# NAS filesystem choice



## soupbowl (Aug 10, 2011)

Hello,

 I am currently building a NAS out of old parts. specs are:

CPU: AMD sempron 2.2 ghz
Ram: 4 gigs 
HDD: 2x hitachi 1TB, 1x 40GB WD raptor, 1x 500GB

 What I was planning to do was: 

40GB raptor would be the OS drive
1TB DATA I care about
1TB Nightly rsync backup of DATA drive
500GB Drive for torrents/FTP
All drives would be UFS

With the hardware I have, would ZFS be a better idea?
If so What sort of hard drive layout would you suggest?


----------



## gkontos (Aug 10, 2011)

soupbowl said:
			
		

> With the hardware I have, would ZFS be a better idea?
> If so What sort of hard drive layout would you suggest?


ZFS would be the best choice for your 2x hitachi 1TB drives on a mirrored pool.
For the rest I would suggest UFS+J currently available on 9.0-BETA1.

Regards


----------



## phoenix (Aug 10, 2011)

If you can find yourself another 500 GB drive, then you could create a ZFS pool with 2 mirror vdevs (2x1TB + 2x500 GB) for 1.5 TB of usable storage.  And use the 40 GB for the OS install and swap space.

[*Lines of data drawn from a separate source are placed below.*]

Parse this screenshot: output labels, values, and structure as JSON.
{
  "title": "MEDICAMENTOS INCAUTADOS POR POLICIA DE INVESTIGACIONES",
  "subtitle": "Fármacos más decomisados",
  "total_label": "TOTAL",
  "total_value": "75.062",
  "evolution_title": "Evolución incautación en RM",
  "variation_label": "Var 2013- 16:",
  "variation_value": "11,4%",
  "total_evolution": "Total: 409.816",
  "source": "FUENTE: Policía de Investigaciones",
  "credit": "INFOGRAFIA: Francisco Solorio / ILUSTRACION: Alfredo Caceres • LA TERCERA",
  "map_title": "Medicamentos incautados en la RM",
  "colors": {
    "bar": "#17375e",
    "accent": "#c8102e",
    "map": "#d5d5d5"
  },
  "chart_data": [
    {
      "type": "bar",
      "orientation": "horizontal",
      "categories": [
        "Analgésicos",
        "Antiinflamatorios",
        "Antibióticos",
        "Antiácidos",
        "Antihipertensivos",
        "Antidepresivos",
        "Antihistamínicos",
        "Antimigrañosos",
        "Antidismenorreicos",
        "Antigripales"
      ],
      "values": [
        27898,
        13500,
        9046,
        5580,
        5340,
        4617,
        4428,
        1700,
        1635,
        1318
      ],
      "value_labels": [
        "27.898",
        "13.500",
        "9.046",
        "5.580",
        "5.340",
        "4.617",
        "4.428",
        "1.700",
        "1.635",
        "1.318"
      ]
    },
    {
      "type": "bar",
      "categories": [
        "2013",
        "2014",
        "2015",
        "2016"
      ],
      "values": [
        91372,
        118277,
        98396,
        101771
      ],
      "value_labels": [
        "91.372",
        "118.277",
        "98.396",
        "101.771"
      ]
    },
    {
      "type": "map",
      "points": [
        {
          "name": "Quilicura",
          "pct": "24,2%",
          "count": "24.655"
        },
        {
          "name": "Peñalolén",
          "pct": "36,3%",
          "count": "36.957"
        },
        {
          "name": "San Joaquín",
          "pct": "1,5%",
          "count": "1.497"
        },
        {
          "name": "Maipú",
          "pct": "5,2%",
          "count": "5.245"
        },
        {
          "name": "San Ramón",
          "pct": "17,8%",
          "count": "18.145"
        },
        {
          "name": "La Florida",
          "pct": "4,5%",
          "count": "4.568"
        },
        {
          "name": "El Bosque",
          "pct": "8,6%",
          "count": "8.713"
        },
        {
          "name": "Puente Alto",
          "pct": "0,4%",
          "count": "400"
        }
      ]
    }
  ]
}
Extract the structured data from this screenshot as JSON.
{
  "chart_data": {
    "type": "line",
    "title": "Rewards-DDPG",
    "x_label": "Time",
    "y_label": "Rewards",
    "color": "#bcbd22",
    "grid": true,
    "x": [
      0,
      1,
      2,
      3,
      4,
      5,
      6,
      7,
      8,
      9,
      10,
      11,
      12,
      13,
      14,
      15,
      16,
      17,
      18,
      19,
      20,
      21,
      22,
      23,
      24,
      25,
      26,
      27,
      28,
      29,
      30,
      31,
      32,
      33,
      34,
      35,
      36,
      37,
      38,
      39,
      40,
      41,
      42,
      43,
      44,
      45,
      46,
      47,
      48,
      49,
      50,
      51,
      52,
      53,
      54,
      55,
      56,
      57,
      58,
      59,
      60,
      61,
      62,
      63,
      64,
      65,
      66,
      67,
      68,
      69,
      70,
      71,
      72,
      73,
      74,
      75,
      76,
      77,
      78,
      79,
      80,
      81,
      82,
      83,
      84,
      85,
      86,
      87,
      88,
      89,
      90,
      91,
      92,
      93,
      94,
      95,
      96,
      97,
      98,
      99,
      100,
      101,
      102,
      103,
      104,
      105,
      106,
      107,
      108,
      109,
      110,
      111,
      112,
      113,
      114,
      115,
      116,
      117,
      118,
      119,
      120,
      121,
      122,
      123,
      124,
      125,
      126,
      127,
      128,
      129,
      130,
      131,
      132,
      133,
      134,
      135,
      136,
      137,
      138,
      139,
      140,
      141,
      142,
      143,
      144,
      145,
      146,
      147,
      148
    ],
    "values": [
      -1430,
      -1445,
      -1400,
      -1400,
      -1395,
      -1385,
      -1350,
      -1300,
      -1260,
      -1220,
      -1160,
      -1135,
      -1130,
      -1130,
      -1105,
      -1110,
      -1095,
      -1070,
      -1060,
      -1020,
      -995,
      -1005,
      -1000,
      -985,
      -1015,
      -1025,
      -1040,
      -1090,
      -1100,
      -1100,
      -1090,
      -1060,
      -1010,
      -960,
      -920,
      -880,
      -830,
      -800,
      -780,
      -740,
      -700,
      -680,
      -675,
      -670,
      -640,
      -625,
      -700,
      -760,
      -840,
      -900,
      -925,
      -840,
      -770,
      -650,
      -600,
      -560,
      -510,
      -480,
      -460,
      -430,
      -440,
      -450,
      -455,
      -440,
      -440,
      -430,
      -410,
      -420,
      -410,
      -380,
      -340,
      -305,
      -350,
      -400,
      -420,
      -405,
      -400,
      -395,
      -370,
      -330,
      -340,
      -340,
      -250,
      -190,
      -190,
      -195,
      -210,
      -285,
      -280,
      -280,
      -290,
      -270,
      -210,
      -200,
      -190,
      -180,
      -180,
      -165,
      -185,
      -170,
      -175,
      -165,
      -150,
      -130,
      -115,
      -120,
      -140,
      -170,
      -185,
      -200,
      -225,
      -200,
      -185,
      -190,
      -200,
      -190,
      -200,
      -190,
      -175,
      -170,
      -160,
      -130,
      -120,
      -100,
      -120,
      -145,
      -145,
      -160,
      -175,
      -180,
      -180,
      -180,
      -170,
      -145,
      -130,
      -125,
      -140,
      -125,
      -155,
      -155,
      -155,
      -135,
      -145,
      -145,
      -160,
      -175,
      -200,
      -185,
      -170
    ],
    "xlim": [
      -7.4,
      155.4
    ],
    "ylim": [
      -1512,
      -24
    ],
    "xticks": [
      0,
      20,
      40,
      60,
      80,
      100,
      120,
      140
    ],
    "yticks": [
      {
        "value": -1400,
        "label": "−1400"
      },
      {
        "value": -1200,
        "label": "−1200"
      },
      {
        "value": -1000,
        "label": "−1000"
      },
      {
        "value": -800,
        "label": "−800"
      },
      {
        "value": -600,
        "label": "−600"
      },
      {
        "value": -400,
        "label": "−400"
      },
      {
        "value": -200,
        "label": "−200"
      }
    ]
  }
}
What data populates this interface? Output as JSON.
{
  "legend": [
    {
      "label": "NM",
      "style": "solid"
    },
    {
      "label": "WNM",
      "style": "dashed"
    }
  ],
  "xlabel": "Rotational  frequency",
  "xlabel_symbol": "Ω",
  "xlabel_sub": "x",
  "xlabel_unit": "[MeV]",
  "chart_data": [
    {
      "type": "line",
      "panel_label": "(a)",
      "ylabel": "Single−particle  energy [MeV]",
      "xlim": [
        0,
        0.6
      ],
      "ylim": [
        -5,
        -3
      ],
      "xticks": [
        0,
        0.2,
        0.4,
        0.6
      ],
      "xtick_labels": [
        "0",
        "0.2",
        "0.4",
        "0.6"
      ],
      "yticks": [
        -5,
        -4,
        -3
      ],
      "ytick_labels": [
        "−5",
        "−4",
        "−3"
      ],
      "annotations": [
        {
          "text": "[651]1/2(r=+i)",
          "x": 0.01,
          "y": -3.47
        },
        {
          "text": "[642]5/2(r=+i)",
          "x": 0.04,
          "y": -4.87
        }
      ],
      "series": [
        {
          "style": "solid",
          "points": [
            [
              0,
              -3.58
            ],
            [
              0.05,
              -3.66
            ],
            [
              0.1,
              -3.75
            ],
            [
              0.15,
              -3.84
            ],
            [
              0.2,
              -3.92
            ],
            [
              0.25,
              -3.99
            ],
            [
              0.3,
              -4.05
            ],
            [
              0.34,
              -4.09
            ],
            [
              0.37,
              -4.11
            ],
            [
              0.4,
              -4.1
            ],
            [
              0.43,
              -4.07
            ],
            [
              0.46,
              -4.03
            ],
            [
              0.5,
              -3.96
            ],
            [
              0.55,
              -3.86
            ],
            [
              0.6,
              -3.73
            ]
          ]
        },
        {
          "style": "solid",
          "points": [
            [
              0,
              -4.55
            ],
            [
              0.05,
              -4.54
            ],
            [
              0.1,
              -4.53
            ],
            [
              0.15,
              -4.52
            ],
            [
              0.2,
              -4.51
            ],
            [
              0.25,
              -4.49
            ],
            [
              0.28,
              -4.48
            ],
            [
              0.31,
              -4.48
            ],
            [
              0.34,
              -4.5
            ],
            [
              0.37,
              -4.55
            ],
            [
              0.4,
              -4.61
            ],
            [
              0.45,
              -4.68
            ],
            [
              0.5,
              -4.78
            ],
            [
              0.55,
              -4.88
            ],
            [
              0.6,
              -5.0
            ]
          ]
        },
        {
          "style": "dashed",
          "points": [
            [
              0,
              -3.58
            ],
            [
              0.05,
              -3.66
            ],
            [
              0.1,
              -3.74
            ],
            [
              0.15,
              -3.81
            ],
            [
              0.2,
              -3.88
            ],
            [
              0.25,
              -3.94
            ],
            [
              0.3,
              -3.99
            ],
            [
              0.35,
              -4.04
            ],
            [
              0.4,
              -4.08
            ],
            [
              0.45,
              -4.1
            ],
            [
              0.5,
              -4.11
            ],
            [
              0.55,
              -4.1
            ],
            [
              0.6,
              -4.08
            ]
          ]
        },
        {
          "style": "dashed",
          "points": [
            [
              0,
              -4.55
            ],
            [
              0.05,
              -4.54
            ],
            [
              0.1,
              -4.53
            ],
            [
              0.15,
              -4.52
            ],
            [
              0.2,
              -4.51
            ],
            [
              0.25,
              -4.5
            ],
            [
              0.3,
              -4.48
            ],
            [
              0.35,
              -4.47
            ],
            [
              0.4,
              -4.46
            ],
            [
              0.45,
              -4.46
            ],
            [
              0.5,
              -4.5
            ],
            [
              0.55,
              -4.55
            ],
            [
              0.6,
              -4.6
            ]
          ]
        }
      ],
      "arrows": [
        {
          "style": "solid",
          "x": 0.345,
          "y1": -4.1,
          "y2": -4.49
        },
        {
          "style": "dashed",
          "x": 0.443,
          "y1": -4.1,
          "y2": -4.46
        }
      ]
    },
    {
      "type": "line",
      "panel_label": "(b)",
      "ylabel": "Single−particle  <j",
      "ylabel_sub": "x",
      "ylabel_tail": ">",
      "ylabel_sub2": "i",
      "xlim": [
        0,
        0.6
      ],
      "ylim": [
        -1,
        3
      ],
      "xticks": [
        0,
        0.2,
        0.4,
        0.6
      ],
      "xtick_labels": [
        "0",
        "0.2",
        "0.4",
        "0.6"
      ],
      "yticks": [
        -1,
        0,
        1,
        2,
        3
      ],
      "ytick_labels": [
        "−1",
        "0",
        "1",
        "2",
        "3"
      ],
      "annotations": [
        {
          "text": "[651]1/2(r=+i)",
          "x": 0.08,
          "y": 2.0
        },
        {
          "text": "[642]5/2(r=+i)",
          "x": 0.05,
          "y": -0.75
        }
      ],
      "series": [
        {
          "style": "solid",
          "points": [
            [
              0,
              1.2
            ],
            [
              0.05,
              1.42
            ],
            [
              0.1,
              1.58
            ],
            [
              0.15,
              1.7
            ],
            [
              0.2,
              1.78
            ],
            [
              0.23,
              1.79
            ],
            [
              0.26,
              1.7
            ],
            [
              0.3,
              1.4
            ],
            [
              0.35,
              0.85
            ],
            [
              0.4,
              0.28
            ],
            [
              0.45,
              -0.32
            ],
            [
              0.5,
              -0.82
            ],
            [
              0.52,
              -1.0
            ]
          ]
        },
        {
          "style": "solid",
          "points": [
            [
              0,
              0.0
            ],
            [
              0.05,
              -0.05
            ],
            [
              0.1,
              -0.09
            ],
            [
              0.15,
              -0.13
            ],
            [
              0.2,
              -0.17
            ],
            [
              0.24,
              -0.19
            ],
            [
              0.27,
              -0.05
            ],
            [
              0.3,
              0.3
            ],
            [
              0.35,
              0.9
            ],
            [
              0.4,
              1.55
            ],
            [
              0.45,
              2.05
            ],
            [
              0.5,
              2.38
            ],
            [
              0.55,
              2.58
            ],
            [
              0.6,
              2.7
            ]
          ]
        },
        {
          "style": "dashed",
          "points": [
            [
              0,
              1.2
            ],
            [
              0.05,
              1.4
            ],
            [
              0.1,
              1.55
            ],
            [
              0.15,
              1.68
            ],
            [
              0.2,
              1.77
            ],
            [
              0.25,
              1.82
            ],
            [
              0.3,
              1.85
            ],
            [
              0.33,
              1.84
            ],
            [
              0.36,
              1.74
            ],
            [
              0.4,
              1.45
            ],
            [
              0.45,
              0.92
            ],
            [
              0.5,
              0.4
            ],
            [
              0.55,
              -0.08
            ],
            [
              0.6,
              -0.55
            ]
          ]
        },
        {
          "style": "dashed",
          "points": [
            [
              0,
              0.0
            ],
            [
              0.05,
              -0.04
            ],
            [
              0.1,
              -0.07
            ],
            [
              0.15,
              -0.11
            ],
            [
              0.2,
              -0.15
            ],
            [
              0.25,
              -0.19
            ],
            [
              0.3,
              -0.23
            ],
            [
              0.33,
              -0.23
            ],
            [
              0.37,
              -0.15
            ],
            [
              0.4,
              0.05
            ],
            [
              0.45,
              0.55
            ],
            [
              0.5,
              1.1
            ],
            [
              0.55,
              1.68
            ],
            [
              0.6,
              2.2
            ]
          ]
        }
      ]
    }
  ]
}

If that Sempron supports 64-bit Long Mode, then you can install the amd64 (64-bit) version of FreeBSD to get better, more stable support for ZFS.  The 4 GB of RAM would work nicely with ZFS (I use 2 GB in my home server).


----------



## soupbowl (Aug 11, 2011)

Thanks a lot for the replies, I can and will use amd64 freebsd, I think I will go ahead and find another 500gb drive and use your suggestions phoenix. Thank you for your input also gkontos.


----------